Treasury stock refers to a company repurchasing shares of previously issued stock. Treasury shares are not allowed to vote on corporate issues or receive dividends, as explained by the Cliffs Notes website. A company has the ability to reissue shares of treasury stock as a way of raising capital for the company’s business activities. Treasury stock appears on a company’s balance sheet and has a normal debit balance and is deducted from a corporation’s retained earnings to determine total shareholders’ equity.
1. Confirm the treasury stock price per share. Let’s assume a company purchased 500 shares of treasury stock at $10 per share. This means the company paid $5,000 to purchase the treasury shares.
2. Verify the reissue price per share and number of shares the company will reissue.

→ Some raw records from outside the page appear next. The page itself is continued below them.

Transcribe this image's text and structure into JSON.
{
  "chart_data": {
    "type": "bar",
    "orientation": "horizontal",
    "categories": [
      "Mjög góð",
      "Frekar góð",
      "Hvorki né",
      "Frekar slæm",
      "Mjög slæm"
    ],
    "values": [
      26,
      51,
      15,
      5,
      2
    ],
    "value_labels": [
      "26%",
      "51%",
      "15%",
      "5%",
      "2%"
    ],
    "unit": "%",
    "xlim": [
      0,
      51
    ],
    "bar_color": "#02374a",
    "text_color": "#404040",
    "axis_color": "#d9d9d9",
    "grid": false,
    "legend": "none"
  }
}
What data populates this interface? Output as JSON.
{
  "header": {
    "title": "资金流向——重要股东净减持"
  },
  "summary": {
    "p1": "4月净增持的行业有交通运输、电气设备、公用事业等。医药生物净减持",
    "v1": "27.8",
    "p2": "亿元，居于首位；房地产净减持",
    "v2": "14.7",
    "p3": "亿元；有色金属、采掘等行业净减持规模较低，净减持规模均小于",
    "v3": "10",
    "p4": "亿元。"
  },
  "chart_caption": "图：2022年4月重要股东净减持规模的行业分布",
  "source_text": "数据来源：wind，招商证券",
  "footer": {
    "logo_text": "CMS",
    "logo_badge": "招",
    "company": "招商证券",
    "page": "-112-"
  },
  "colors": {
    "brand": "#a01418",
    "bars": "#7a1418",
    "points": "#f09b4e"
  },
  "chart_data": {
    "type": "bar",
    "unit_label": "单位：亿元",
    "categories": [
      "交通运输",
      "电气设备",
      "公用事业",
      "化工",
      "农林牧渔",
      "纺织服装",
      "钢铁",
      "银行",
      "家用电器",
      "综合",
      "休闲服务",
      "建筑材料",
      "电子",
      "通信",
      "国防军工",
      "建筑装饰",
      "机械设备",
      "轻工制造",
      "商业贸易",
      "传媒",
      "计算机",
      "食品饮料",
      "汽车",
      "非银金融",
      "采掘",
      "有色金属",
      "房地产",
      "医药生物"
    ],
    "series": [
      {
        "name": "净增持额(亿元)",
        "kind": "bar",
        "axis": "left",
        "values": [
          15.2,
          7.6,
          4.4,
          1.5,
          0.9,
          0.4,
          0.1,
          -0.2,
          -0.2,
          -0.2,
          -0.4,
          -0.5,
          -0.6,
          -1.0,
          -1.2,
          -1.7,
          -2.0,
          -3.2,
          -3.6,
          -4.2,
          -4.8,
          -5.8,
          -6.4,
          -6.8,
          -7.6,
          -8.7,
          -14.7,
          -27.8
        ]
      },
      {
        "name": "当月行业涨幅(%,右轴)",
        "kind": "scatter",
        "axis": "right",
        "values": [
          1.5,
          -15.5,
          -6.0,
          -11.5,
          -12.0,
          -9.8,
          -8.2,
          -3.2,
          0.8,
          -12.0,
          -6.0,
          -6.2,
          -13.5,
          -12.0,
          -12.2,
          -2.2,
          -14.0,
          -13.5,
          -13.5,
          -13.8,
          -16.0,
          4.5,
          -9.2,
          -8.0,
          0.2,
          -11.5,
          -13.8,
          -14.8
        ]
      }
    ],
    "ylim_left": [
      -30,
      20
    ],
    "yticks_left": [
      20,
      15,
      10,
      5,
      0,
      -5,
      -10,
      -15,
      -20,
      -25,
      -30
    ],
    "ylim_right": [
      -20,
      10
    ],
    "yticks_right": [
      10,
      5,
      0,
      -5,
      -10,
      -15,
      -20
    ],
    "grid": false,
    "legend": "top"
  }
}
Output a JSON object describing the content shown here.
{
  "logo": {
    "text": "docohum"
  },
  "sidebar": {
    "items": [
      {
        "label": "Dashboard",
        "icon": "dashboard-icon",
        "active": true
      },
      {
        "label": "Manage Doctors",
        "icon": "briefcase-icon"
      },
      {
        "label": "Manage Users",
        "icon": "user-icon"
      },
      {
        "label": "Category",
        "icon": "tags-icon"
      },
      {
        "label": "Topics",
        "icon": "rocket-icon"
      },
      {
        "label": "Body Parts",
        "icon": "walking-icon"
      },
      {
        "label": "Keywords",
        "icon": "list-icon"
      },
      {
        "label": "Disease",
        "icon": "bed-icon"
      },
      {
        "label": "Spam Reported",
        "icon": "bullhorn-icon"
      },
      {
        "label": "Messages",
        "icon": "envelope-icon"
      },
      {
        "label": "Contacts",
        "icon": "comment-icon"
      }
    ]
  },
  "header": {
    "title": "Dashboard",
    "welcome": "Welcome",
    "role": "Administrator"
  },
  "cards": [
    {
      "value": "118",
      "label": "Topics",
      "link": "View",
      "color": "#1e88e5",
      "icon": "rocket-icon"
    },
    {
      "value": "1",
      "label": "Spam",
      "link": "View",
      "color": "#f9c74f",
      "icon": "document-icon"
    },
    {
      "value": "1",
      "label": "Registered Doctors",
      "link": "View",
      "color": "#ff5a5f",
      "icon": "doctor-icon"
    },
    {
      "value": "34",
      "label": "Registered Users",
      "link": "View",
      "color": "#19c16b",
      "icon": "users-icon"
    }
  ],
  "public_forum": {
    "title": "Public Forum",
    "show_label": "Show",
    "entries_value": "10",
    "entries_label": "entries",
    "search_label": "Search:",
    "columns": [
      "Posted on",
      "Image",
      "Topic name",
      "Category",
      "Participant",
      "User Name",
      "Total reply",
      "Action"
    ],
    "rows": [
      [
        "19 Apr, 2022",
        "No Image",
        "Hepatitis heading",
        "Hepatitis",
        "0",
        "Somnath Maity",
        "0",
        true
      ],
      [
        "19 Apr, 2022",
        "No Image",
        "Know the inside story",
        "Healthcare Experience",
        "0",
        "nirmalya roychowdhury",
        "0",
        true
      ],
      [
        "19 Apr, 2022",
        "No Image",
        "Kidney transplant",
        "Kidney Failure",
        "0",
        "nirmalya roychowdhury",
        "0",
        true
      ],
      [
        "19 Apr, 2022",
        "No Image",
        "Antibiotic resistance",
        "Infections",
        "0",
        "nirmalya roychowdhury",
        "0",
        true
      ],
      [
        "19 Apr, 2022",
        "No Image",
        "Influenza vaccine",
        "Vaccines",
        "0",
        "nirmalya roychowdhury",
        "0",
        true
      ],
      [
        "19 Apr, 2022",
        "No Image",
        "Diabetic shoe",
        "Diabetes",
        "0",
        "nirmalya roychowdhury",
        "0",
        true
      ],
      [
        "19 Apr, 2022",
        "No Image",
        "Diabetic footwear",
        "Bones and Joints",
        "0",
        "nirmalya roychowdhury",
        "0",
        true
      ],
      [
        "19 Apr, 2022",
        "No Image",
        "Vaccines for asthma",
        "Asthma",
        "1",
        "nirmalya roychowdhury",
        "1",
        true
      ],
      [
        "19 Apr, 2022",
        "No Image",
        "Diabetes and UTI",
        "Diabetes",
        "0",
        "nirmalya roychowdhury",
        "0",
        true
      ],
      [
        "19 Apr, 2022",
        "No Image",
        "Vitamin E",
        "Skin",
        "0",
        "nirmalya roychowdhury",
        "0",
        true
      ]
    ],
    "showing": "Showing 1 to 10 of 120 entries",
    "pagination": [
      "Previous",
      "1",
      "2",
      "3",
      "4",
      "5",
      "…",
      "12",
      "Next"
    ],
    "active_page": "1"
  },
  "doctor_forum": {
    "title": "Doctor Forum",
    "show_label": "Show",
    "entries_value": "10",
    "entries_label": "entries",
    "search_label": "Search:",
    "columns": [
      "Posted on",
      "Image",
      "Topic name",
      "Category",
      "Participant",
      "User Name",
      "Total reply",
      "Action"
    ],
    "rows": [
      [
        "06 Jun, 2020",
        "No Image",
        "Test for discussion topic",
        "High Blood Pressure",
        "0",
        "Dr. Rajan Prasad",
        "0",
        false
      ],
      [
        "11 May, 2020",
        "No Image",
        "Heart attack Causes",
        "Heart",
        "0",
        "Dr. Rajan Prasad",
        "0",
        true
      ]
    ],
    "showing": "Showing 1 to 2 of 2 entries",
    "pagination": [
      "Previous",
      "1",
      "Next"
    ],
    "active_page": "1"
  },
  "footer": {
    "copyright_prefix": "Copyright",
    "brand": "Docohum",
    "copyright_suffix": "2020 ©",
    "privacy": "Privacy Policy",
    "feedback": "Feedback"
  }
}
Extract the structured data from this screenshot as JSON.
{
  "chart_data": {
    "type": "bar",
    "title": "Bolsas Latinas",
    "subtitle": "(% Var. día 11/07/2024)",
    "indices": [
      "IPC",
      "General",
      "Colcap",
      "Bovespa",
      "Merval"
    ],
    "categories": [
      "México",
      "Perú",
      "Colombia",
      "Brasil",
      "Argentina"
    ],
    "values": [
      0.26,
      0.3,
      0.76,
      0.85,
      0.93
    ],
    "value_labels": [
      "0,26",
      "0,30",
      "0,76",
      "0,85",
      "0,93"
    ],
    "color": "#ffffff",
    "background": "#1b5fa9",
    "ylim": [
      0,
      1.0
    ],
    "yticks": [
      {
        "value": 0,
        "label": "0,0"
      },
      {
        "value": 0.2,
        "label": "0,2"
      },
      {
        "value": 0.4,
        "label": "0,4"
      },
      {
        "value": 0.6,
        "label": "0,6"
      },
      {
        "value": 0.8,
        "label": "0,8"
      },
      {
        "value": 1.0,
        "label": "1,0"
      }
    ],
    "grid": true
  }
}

Let’s say a company reissues 250 of the 500 treasury shares at $15 per share. In this scenario, the company receives $3,750 for the treasury shares. Debit the cash account for $3,750. Credit treasury shares for $2,500 because 250 shares times $10 is equal to $2,500. Crediting treasury shares decreases the amount in the company’s treasury shares account.
3. Subtract the amount the company paid for the treasury shares by the amount of the reissue. If a company paid $2,500 for 250 shares of treasury stock and reissued 250 shares of treasury stock for $3,750, the company made $1,250 on the transaction. In this scenario, the company must credit paid-in capital for $1,250 to recognize the gain made on the treasury stock reissuance.